The claim about decreased product waste is probably legitimate, confirms William Russell, a principal at Transitioning to Green, a sustainability management consulting firm that has worked with several large multinational beauty companies, including L’Oréal. While he acknowledges that he can’t rate the pods’ overall sustainability profile without doing a special test called a lifecycle analysis, he says, “For me, the best value or innovation is the portioning. I know I’m wasting my gel every time I use it! And I do think the water-soluble [pod] is environmentally safe. Environmentally, at worst it’s neutral.”
Russell’s issue, though, is with the secondary packaging, meaning the flexible low-density polyethylene plastic pouch the pods are sold in. He says the sustainability community is “not there yet” when it comes to recycling and repurposing this kind of material. Still, he says, “I’m not anti-flexible plastic packaging. I’m a realist. But I have to acknowledge that the end of life for that packaging material is a work in progress.” MonoSol’s Herrmanns also says that sustainability for the secondary packaging of the hotel amenities is top of mind, but has to be balanced with convenience and an experience for the consumer that is going to be palatable.
Also top of mind for consumers will likely be safety, especially in this age of chemophobia and the ongoing conversation about safe cosmetics.
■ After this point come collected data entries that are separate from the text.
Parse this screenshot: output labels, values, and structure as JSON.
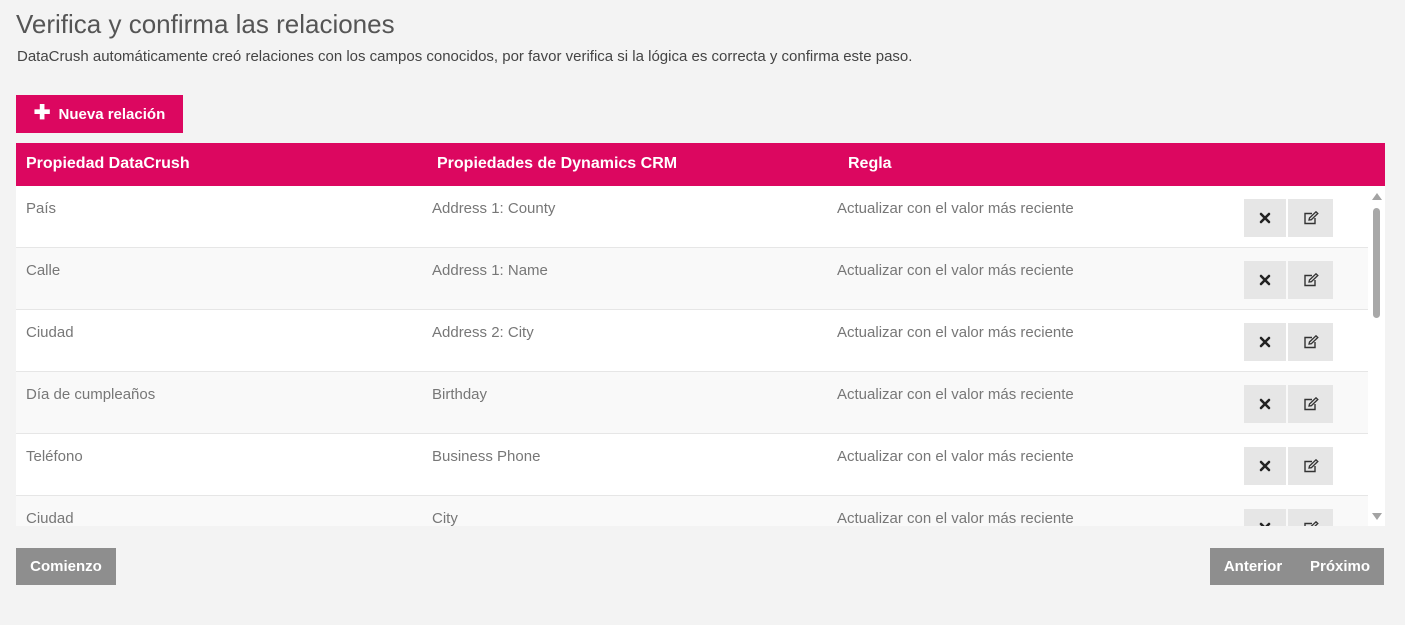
{
  "header": {
    "title": "Verifica y confirma las relaciones",
    "subtitle": "DataCrush automáticamente creó relaciones con los campos conocidos, por favor verifica si la lógica es correcta y confirma este paso."
  },
  "toolbar": {
    "new_relation_icon": "plus-icon",
    "new_relation_label": "Nueva relación"
  },
  "table": {
    "headers": [
      "Propiedad DataCrush",
      "Propiedades de Dynamics CRM",
      "Regla"
    ],
    "rows": [
      {
        "datacrush": "País",
        "crm": "Address 1: County",
        "rule": "Actualizar con el valor más reciente"
      },
      {
        "datacrush": "Calle",
        "crm": "Address 1: Name",
        "rule": "Actualizar con el valor más reciente"
      },
      {
        "datacrush": "Ciudad",
        "crm": "Address 2: City",
        "rule": "Actualizar con el valor más reciente"
      },
      {
        "datacrush": "Día de cumpleaños",
        "crm": "Birthday",
        "rule": "Actualizar con el valor más reciente"
      },
      {
        "datacrush": "Teléfono",
        "crm": "Business Phone",
        "rule": "Actualizar con el valor más reciente"
      },
      {
        "datacrush": "Ciudad",
        "crm": "City",
        "rule": "Actualizar con el valor más reciente"
      }
    ],
    "row_actions": {
      "delete_icon": "close-icon",
      "edit_icon": "edit-icon"
    }
  },
  "footer": {
    "start_label": "Comienzo",
    "prev_label": "Anterior",
    "next_label": "Próximo"
  },
  "colors": {
    "accent": "#dc0760",
    "footer_button": "#8e8e8e",
    "background": "#f3f3f3"
  }
}
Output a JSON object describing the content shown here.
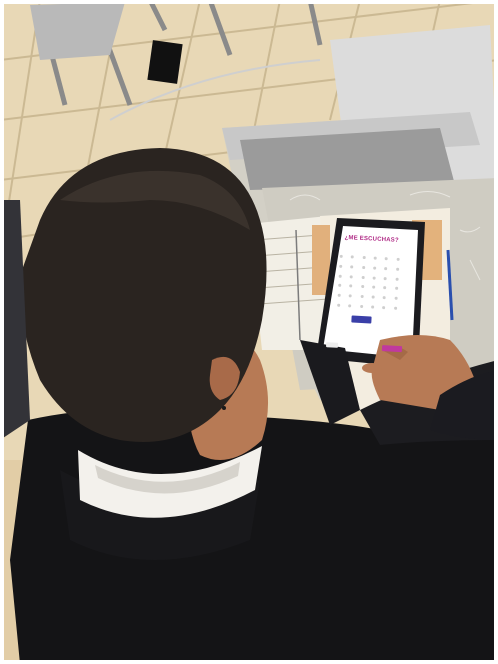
{
  "photo": {
    "tablet_screen": {
      "title": "¿ME ESCUCHAS?",
      "accent_color": "#c0399e",
      "button_color": "#3a3fa8"
    },
    "colors": {
      "floor_tile": "#e9d9b8",
      "hoodie": "#141416",
      "hair": "#2a2420",
      "skin": "#b77a55",
      "tablet": "#1b1b1f",
      "desk": "#d6d2c8"
    }
  }
}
You could be forgiven for being slightly freaked out by dissolving plastic, but PVA is likely not going to harm you. The EWG, the organization that tends to err on the side of calling everything “toxic,” gives polyvinyl alcohol its safest “1” rating. MonoSol uses food-grade film for its cosmetics applications, meaning that its ingredients are on the FDA’s GRAS (“generally recognized as safe”) list. In 2005, the European Food Safety Association (EFSA) evaluated PVA as an edible film coating for dietary supplements and deemed it safe.
But there’s also the issue of small children eating the pods because they look like colorful treats. In these cases, it’s the product inside the films that can be potentially harmful. Herrmanns says that in the years since the first cases were reported, MonoSol has worked with cleaning companies to add a “bittering” agent to the films to make them taste bad and also to add increased strength to the film, meaning that they will take longer to dissolve. And, the industry has moved to opaque secondary packaging and added warnings. Less convenient, but definitely safer for the toddler who shoves it in his or her mouth when no one’s looking. But it’s an issue this industry still has to deal with; last month NBC News reported that adults with dementia were also at risk for ingesting laundry pods.
Still, there are tons of potential uses for these pods in beauty. Travel face wash makes a lot of sense, as do bath bombs. If someone could figure out an application for pre-portioned sunscreen, that would be incredible, since no one ever applies the recommended amount. The pods are also just fun.
As Ades says, “There’s a little bit of 12-year-old mad-scientist boy in me. I just want to create stuff, and this seemed cool.”